What the ....? U.S. Soldiers Get Just Four Hours of Ebola Training Before Deploying to Africa...
(by Tim Mak, The Daily Beast) -- As the U.S. military rushes to combat Ebola in West Africa, soldiers are receiving on-the-fly instructions on how to protect themselves against the deadly virus.
American military operations to fight Ebola in Africa are unfolding quickly—forcing the military to come up with some procedures and protocols on the fly.
Soldiers preparing for deployment to West Africa are given just four hours of Ebola-related training before leaving to combat the epidemic. And the first 500 soldiers to arrive have been holing up in Liberian hotels and government facilities while the military builds longer-term infrastructure on the ground.
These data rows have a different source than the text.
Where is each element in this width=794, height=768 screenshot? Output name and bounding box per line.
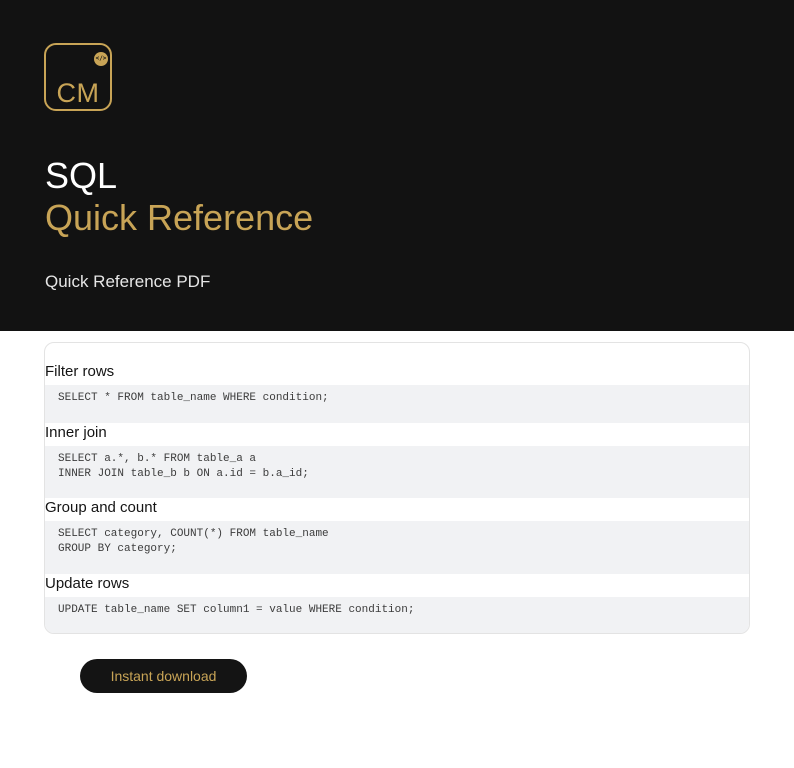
- code-block-filter: SELECT * FROM table_name WHERE condition…: [45, 385, 749, 423]
- code-line: INNER JOIN table_b b ON a.id = b.a_id;: [58, 468, 309, 480]
- brand-logo: </> CM: [44, 43, 112, 111]
- section-heading-filter: Filter rows: [45, 363, 115, 380]
- code-line: SELECT a.*, b.* FROM table_a a: [58, 453, 257, 465]
- code-block-group: SELECT category, COUNT(*) FROM table_nam…: [45, 521, 749, 574]
- hero-header: </> CM SQL Quick Reference Quick Referen…: [0, 0, 794, 331]
- code-line: GROUP BY category;: [58, 543, 177, 555]
- logo-text: CM: [56, 78, 100, 108]
- reference-card: Filter rows SELECT * FROM table_name WHE…: [44, 342, 750, 634]
- page-title: SQL: [45, 155, 118, 196]
- section-heading-update: Update rows: [45, 575, 130, 592]
- code-block-join: SELECT a.*, b.* FROM table_a a INNER JOIN…: [45, 446, 749, 498]
- code-line: SELECT category, COUNT(*) FROM table_nam…: [58, 528, 329, 540]
- code-block-update: UPDATE table_name SET column1 = value WH…: [45, 597, 749, 633]
- page-title-accent: Quick Reference: [45, 197, 314, 238]
- page-subtitle: Quick Reference PDF: [45, 272, 211, 291]
- code-line: UPDATE table_name SET column1 = value WH…: [58, 604, 415, 616]
- section-heading-group: Group and count: [45, 499, 157, 516]
- code-line: SELECT * FROM table_name WHERE condition…: [58, 392, 329, 404]
- instant-download-button[interactable]: Instant download: [80, 659, 247, 693]
- code-badge-icon: </>: [94, 52, 108, 66]
- section-heading-join: Inner join: [45, 424, 107, 441]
For soldiers at Fort Campbell and Fort Bragg preparing for their deployments to West Africa, Mobile Training Teams from the United States Army Medical Research Institute of Infectious Diseases (USAMRIID), based out of Fort Detrick, have been tasked with instructing them on Ebola protocols.
A team of two can train as many as 50 personnel over that four-hour time frame, USAMRIID told The Daily Beast. The training includes hands-on instruction on how to put on, remove, and decontaminate personal protective equipment, followed by a practical test to ensure that soldiers understand the procedures.